Il Salvatore, infatti, dopo aver invitato i discepoli a rimanere nel suo amore, aveva detto: “Questo vi ho detto perché la mia gioia sia in voi e la vostra gioia sia piena” ( Gv 15,11; cf. Gv 17,13 ).
È lo Spirito Santo a mettere nel cuore dei discepoli la stessa gioia di Gesù, gioia della fedeltà all’amore che viene dal Padre.
San Luca attesta che i discepoli, i quali al momento dell’Ascensione avevano ricevuto la promessa del dono dello Spirito Santo, “tornarono a Gerusalemme con grande gioia e stavano sempre nel tempio lodando Dio” ( Lc 24,52-53 ).
Negli Atti degli Apostoli risulta che, dopo la Pentecoste, si era creato negli Apostoli un clima di profonda gioia, che si comunicava alla comunità, in forma di esultanza e di entusiasmo nell’abbracciare la fede, nel ricevere il battesimo e nel vivere insieme, come dimostra quel “prendere i pasti con letizia e semplicità di cuore, lodando Dio e godendo la simpatia di tutto il popolo” ( At 2,46-47 ).
Il libro degli Atti annota: “I discepoli erano pieni di gioia e di Spirito Santo” ( At 13,52 ).
6. Ben presto sarebbero venute le tribolazioni e persecuzioni predette da Gesù proprio nell’annunciare la venuta del Paraclito-Consolatore ( cf. Gv 16,1ss ).
Ma secondo gli Atti la gioia perdura anche nella prova: vi si legge infatti che gli Apostoli, tradotti davanti al Sinedrio, fustigati, ammoniti e rimandati a casa, se ne tornarono “lieti di essere stati oltraggiati per amore del nome di Gesù.
E ogni giorno, nel tempio e a casa, non cessavano di insegnare e di portare il lieto annunzio che Gesù è il Cristo” ( At 5,41-42 ).
Questa, del resto, è la condizione e la sorte dei cristiani, come ricorda San Paolo ai Tessalonicesi: “Voi siete diventati imitatori nostri e del Signore, avendo accolto la parola con la gioia dello Spirito Santo anche in mezzo a grande tribolazione” ( 1 Ts 1,6 ).
I cristiani, secondo Paolo, ripetono in sé il mistero pasquale di Cristo, che ha come cardine la Croce.

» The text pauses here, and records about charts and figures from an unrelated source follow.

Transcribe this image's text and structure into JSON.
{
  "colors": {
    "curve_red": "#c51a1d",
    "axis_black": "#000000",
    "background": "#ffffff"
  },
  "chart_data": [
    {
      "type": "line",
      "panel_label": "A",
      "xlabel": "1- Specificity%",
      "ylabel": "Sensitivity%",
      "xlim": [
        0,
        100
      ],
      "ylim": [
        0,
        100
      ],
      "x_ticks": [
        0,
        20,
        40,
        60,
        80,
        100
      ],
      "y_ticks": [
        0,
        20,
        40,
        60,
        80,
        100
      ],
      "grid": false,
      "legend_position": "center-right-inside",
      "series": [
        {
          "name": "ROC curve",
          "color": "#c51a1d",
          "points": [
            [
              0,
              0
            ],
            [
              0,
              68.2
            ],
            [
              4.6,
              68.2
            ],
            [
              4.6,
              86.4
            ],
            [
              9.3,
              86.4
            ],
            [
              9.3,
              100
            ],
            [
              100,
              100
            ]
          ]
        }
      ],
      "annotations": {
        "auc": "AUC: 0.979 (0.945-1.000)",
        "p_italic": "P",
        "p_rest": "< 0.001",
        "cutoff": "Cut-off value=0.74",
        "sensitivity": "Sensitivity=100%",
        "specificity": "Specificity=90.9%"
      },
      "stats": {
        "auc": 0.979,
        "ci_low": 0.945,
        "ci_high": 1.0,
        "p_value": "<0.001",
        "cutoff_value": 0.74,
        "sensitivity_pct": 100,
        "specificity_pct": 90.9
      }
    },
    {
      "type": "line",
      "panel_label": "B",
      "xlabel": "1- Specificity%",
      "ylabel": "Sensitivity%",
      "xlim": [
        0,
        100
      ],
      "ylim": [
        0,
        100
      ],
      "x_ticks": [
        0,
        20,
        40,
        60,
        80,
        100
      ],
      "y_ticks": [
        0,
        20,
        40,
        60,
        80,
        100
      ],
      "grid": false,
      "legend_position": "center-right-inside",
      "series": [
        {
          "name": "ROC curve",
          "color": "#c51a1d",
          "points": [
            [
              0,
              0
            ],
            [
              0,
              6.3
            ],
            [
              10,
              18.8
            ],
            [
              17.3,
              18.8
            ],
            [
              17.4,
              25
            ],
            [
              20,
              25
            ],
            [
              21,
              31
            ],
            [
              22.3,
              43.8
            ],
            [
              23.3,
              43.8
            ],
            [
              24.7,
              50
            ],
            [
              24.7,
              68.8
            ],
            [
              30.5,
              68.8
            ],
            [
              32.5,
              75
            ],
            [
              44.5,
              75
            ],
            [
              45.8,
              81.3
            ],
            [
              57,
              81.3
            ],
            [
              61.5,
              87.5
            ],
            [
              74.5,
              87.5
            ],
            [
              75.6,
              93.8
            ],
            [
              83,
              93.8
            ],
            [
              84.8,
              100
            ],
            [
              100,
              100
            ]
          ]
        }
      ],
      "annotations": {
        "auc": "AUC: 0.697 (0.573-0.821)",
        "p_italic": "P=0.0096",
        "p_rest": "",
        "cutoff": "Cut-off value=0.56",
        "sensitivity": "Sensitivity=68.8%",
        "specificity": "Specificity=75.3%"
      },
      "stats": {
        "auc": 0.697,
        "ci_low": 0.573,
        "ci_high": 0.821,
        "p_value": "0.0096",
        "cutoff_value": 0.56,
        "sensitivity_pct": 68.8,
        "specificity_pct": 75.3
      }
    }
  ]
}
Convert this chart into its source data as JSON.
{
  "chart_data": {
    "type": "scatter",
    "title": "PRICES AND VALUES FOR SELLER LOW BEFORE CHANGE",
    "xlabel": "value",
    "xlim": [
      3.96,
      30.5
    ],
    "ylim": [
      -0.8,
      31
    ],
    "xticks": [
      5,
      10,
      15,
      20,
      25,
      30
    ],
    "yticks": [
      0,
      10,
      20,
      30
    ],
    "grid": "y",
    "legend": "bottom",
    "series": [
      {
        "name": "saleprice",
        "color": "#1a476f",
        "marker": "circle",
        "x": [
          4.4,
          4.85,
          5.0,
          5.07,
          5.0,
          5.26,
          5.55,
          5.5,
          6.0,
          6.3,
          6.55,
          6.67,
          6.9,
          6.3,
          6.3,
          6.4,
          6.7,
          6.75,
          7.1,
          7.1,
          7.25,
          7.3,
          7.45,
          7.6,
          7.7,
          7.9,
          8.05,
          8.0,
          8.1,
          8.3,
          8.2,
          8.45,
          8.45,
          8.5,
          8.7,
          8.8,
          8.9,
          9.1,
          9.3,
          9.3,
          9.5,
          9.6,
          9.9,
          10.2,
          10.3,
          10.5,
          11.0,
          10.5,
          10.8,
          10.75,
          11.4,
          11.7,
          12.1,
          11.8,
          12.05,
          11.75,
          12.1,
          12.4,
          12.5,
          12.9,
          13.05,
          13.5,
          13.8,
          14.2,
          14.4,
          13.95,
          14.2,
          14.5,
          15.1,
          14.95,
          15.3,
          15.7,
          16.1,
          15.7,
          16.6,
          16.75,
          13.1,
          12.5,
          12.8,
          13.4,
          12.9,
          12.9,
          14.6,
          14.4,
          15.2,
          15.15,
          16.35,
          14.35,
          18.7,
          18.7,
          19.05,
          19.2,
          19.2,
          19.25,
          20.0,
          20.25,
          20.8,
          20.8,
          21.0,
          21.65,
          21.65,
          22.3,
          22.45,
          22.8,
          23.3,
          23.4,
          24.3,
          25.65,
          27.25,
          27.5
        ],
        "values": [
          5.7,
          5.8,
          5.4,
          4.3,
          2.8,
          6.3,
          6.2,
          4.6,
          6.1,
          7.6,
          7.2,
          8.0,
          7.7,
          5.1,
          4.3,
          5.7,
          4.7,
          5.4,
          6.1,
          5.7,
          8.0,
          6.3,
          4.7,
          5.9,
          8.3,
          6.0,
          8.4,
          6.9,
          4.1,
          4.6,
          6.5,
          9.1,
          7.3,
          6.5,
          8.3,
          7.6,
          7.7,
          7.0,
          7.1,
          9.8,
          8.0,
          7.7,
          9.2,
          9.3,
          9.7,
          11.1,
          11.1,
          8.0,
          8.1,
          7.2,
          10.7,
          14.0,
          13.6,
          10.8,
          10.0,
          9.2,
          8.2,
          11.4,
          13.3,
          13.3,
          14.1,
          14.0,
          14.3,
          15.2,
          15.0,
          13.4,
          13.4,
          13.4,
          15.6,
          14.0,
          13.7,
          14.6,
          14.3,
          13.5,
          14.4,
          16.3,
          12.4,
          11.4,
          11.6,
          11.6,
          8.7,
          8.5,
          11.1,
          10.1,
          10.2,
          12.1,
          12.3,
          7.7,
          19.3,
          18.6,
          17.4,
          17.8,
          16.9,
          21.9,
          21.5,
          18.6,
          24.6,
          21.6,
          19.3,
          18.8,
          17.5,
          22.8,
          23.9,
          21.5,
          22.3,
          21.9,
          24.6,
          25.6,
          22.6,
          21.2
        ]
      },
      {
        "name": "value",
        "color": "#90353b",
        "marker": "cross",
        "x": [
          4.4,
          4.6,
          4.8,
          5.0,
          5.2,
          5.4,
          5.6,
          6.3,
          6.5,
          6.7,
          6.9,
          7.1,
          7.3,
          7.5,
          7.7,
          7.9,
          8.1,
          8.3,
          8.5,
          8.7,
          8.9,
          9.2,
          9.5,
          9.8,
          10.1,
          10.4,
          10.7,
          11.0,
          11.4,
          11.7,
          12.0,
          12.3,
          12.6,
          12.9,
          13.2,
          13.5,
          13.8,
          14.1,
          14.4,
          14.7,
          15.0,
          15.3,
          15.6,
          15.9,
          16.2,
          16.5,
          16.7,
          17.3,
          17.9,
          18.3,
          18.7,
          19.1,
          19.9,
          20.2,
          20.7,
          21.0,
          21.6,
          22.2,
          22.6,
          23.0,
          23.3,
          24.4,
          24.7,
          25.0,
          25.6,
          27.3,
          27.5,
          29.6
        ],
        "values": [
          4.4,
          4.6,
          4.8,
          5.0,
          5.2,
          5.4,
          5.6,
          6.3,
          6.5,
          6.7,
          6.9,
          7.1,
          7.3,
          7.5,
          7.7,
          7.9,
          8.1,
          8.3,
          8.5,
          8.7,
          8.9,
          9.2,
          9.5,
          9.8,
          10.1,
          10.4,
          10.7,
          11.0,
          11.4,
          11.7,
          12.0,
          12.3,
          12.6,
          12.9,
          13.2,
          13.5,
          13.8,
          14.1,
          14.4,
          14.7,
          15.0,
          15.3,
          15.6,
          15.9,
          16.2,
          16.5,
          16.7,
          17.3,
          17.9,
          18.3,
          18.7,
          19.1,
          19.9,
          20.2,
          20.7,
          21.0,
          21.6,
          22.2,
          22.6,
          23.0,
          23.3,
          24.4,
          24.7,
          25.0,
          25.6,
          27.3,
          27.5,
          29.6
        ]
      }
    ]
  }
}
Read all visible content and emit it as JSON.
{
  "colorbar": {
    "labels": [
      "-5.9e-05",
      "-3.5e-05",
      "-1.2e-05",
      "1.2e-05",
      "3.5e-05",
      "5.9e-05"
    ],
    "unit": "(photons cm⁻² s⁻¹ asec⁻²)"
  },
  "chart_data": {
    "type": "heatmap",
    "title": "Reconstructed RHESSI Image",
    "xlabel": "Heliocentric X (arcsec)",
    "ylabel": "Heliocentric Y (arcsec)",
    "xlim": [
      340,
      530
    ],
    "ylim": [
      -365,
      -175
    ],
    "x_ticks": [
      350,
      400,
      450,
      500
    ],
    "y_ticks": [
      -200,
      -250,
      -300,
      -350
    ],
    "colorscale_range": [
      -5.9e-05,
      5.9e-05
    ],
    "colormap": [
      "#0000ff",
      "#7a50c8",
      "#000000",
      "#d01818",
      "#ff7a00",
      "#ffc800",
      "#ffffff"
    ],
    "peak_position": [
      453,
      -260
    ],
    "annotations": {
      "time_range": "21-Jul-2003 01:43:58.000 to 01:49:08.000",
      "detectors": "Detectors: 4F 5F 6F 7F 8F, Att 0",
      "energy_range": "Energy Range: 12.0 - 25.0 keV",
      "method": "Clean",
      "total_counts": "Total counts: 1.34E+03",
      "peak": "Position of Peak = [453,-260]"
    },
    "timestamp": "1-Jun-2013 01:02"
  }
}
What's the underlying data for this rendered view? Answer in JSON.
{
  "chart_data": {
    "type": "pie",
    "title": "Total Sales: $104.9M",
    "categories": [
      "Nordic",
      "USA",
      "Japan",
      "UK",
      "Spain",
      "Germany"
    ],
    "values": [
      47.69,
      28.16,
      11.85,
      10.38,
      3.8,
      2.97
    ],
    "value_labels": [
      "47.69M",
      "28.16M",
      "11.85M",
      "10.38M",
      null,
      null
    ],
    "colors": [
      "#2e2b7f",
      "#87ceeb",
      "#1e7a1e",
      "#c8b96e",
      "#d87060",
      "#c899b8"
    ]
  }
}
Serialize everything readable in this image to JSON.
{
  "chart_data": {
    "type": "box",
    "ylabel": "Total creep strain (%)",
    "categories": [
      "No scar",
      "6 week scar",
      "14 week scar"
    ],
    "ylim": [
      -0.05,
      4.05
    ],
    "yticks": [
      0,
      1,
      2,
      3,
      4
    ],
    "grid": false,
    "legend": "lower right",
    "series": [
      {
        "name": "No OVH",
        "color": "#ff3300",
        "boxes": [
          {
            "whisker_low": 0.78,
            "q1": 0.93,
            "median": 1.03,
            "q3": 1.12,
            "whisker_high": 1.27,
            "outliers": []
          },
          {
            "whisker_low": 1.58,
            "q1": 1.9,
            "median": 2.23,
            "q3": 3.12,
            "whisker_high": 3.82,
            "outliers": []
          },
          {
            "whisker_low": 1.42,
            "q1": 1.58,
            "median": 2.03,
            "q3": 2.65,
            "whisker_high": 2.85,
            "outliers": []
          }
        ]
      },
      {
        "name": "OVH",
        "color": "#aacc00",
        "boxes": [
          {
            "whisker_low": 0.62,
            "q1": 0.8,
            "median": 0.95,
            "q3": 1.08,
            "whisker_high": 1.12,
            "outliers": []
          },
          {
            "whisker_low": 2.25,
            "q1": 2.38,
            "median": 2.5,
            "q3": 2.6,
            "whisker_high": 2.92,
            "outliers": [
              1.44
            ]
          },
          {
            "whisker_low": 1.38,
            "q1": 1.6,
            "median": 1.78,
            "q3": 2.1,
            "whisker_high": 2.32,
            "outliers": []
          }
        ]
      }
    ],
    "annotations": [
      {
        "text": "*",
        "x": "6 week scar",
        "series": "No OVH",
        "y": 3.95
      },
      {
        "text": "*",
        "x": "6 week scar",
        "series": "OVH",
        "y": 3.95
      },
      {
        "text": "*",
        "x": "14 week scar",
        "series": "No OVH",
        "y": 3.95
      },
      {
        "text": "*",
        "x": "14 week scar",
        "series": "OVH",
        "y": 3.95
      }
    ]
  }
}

Ma il suo coronamento è la “gioia dello Spirito Santo” per coloro che perseverano nelle prove.
È la gioia delle beatitudini, e più particolarmente della beatitudine degli afflitti, e dei perseguitati ( cf. Mt 5,4.10-12 ).
Non affermava forse l’apostolo Paolo: “Sono lieto delle sofferenze che sopporto per voi …” ( Col 1,24 )?
E Pietro, per parte sua, esortava: “Nella misura in cui partecipate alle sofferenze di Cristo, rallegratevi, perché anche nella rivelazione della sua gloria possiate rallegrarvi ed esultare” ( 1 Pt 4,13 ).
Preghiamo lo Spirito Santo perché accenda sempre più in noi il desiderio dei beni celesti e ce ne faccia godere un giorno la pienezza: “Dona virtù e premio, dona morte santa, dona gioia eterna”. Amen.